Termination: The last RTCP packet needs to contain the BYE packet. It is possible to have the SR or RR packets to validate the RTCP. This will be the last packet recognized for the session. This can be sent at any time if so chooses, and does not have to wait for the timed interval predetermined by the SR or RR packets.
RTP can be used for many different types of data streaming including video and audio from streaming videos on the web, video conferencing, or shared applications, such as white boards or remote desktops. Confidentiality, integrity, and authentication are some of the security issues that need to be addressed for RTP. Being that RTP needs to transfer data at near constant rate, security causes overhead that may cause the video stream to be transferred at a lower rate. RTP relies on lower layers in the stack to deal with security issues.
In RFC 3550 and RFC 1889, confidentiality is addressed using the "Data Encryption Standard (DES) algorithm in cipher block chaining (CBC) mode" to encrypt the data sent over RTP. Encryption for both RTP and RTCP are done by "encrypting as a unit all octets that will be encapsulated for transmission in a single-layer." However, studies have shown that the DES-CBC algorithm is easy to break and other methods have been researched as a possible replacement. The replacements need to be based on DES-CBC algorithms to allow legacy decoders to function with the encrypted stream. Secure Real-Time Transport Protocol (SRTP) has been developed and researched as a possible security extension using multiple loops of DES-CBC to make a stronger encryption for the data.

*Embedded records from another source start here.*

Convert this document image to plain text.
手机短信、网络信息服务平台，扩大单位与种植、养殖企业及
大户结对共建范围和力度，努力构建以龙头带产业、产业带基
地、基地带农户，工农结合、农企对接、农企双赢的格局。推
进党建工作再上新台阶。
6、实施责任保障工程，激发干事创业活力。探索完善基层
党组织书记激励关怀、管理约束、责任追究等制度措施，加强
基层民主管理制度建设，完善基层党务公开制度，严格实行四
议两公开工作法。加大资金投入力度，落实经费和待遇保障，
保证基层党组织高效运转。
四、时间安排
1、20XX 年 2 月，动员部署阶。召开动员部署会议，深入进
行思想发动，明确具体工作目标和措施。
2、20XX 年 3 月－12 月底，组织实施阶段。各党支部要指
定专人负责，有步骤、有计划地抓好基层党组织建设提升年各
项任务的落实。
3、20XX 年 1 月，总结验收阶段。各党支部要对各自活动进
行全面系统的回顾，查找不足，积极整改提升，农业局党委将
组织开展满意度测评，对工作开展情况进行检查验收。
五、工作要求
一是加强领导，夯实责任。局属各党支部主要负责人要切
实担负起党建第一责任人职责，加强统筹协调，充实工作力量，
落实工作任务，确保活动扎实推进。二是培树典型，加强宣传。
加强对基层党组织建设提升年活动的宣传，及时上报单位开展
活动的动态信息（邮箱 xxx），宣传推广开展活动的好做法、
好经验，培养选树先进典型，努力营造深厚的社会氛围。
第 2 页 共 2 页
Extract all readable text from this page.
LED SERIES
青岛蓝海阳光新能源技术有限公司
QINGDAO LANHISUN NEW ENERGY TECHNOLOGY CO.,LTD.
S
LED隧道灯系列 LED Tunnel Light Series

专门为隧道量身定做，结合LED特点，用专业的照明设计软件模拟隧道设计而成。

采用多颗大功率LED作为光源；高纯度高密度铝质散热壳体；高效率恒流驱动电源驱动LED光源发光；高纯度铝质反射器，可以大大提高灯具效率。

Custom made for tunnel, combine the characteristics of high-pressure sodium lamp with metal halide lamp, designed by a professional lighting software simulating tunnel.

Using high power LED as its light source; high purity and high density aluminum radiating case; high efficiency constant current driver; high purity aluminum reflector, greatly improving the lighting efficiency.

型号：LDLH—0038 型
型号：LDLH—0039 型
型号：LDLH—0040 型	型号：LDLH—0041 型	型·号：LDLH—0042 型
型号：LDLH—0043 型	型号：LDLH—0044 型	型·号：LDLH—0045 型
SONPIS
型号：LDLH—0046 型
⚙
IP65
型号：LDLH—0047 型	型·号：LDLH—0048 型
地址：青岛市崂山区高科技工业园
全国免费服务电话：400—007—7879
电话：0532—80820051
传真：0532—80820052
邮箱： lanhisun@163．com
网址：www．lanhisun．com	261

Authentication and integrity are not defined in RFC 3550 meaning that there is not a standard way to handle those issues. These security issues can be handled by the application running RTP, other network layers, or other protocols. IPsec has been suggested as a security method of authentication for unicast sessions using IPsec authentication headers, but multicast sessions are problematic. SRTP uses HMAC-SHA1 as the authentication transform.
Security for RTP is very complex because of the need to address the above issues, but RTP also needs to transfer data through the firewall. SRTP is an extension to the RTP header to add extra encryption by keys that needs to be decrypted before being read by the RTP protocol on the other side.
RTP is a relatively simple protocol with a standardize packet format for which all of it transports are done. Using the SSRC and CSRC of the RTP header, applications can distinguish the synchronizing and contributing sources of the packets respectively. Applications typically run RTP over UPD to make use of its checksum and multiplexing services but RTP can easily run on top of other transport protocols, such as TCP. Some security issues of RTP involve trying to maintain the current transmission rate while implementing different security capabilities. DES and HMAC-SHA1 can be applied as the security mechanisms for RTP, which ensures that RTP data is encrypted and the end-users are authenticated. RTP is used in conjunction with Session Initiation Protocol (SIP), which provides the set up, and teardown services for connection establishment between the end-users. RTP also works really well with Real Time Streaming Protocol (RTSP) for media streaming.